Project ownership is hard, mostly because it’s hard to own people or their time. I mean, can you really own someone’s tasks or their ideas? At the end of the day, it becomes struggle to own much of anything.
And yet we have lots of projects that seemingly need ownership. None of them will start or finish or continue without someone propelling them along, ensuring responsibility for their continued efforts.
When we own something real though, we get to know it, inside and out. We see how we can use it and who we can use it with, but it is still outside of us. When we try and own a project it becomes a part of us, almost like a child. And there is a danger in that. The danger is in getting too attached that we are devastated and unable to go on when it fails or is taken away from us.
I met with someone yesterday, however, that doesn’t suffer from this troubling trait. She has handled many projects within DPS, creating project plans and requirements documents. She has done all of this without the need for her to call them her children, without the need for to dispair when situations conspire outside of her control. She takes a look at all of the things she has accomplished, is proud of them and goes about the work of finding the bridge from the old landscape to the new one.

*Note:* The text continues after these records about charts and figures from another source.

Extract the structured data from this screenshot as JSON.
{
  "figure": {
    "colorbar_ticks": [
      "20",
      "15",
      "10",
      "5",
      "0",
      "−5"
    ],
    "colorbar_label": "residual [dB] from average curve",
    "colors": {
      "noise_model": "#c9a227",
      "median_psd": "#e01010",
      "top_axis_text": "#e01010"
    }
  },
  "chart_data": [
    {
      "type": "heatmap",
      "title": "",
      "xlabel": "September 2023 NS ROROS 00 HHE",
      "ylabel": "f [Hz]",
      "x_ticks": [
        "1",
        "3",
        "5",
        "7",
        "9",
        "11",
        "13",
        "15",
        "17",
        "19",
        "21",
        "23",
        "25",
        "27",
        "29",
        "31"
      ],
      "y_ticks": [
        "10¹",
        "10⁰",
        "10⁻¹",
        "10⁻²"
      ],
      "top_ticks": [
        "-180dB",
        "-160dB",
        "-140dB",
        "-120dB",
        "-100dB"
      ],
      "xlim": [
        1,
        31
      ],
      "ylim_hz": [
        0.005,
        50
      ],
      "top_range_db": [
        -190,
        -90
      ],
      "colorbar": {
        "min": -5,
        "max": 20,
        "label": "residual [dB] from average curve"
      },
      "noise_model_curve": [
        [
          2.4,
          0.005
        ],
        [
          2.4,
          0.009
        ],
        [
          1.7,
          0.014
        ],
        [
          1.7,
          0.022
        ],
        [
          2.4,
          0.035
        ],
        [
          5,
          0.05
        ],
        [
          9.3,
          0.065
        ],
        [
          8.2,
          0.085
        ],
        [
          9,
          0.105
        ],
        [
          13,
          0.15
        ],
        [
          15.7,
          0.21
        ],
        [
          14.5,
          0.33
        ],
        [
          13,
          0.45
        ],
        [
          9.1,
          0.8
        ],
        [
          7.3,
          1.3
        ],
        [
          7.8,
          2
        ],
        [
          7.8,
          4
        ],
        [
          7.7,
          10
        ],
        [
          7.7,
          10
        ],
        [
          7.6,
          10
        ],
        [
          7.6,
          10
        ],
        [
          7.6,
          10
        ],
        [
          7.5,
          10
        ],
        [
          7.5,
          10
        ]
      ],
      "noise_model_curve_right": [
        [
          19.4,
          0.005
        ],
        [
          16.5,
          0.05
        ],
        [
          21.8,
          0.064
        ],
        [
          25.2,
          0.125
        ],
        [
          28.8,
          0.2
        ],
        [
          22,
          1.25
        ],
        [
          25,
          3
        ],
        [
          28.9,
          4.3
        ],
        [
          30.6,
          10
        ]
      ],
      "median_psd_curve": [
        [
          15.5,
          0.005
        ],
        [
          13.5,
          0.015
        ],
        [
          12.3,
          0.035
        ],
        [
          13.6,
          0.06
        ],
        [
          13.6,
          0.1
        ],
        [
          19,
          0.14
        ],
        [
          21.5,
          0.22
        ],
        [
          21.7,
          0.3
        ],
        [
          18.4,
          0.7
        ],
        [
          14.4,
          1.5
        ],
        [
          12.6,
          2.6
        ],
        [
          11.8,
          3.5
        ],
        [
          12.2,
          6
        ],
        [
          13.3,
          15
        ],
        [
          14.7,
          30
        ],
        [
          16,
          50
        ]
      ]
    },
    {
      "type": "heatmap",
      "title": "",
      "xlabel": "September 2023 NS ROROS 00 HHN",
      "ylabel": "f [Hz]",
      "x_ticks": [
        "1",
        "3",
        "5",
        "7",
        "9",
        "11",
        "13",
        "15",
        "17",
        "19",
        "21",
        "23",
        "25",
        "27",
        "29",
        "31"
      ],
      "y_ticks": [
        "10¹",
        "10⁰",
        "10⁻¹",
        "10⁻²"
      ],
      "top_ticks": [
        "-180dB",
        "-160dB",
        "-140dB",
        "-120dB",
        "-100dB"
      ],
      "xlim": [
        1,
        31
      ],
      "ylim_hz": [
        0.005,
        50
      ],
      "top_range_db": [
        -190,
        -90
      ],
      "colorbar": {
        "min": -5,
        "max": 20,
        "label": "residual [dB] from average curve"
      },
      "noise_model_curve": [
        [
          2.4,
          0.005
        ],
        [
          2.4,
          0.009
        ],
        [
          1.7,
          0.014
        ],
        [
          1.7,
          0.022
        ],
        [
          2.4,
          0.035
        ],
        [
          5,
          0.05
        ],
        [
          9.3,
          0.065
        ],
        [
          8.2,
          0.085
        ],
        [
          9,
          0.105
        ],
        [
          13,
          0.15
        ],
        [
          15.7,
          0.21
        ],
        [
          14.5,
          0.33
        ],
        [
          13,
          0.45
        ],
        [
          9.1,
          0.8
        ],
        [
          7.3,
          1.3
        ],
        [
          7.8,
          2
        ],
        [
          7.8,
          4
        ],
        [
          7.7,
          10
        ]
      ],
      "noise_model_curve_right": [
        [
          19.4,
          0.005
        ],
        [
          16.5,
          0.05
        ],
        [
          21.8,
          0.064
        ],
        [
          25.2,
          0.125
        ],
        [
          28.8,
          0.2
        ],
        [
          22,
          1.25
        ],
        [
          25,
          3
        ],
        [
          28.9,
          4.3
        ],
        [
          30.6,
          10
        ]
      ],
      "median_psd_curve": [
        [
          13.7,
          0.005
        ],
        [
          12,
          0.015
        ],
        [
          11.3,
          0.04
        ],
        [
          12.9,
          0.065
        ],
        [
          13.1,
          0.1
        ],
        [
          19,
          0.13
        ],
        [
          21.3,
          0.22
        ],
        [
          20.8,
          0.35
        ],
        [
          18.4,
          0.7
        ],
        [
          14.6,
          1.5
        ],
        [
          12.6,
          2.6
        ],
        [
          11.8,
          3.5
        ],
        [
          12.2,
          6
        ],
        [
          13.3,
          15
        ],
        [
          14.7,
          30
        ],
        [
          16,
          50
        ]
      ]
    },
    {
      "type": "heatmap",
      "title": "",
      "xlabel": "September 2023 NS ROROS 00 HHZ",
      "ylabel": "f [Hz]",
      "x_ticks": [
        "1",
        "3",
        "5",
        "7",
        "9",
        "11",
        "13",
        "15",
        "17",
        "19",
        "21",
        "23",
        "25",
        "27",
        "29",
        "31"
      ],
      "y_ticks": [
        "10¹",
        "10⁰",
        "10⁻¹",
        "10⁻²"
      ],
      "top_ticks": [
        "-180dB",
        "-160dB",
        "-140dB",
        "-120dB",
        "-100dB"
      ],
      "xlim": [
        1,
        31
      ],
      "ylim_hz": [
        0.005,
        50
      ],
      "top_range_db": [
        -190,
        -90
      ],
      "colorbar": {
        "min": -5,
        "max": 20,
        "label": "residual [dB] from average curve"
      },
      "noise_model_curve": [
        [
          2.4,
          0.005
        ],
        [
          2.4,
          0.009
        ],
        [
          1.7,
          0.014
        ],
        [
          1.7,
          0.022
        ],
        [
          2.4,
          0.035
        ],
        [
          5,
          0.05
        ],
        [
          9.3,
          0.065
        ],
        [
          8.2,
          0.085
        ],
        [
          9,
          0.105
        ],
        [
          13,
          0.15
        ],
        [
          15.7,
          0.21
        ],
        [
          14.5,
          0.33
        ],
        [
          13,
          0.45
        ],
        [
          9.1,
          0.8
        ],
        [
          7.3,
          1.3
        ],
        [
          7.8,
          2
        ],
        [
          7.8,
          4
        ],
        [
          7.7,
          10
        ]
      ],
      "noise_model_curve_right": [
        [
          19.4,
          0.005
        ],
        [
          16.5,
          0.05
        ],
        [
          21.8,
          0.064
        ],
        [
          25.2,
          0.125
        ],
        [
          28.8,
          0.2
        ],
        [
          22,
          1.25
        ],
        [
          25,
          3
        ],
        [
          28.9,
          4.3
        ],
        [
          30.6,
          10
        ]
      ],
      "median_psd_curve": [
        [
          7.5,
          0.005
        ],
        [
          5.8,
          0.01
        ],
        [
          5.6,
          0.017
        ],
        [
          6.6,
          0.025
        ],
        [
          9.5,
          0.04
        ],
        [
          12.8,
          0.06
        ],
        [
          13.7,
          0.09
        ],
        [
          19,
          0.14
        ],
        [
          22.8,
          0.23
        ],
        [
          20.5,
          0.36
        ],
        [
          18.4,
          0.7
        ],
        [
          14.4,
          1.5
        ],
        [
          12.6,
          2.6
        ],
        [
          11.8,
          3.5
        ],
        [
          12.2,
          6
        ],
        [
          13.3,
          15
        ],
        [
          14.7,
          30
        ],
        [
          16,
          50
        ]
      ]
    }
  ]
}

It is the ability to move on and to find continuity between the projects that are foist upon us that gives us the ability to become resilient and to have an Elastic Membership with our work.
And that is what Kristy Briggs (of the Academic Product Team) has. She has an elastic membership to her projects and the projects of others, rather than having a project ownership only for her own tasks. The words she uses to describe her projects are ones of excitement, of pulling resources together, and of talking specifically to schools to learn about their needs. And when it comes down to having a project owner she can fill that role too. She can have those conversations about who does what and when. But, her projects do not define her because she is working on something bigger than herself. She is working for the students, and it is apparent in every sentence she says that the students come first. She is the embodiment of the DPS values that are hung around all of our Administrative hallways and our schools.
I do not begrudge people who want to have project ownership or who treat their projects like their children, but I do think that there is room and space for an elastic membership of many projects and the ability for us to see the connections between them rather than only owning the one that we are trying to drive. This elastic membership, however, requires all of us to be members. It requires a community of people, a collaboration that elastically pulls and pushes and snaps back into place.
So, let us form these collaborations. Let us become elastic members of many projects. And let’s redefine ownership to be participation and engagement rather than project planning.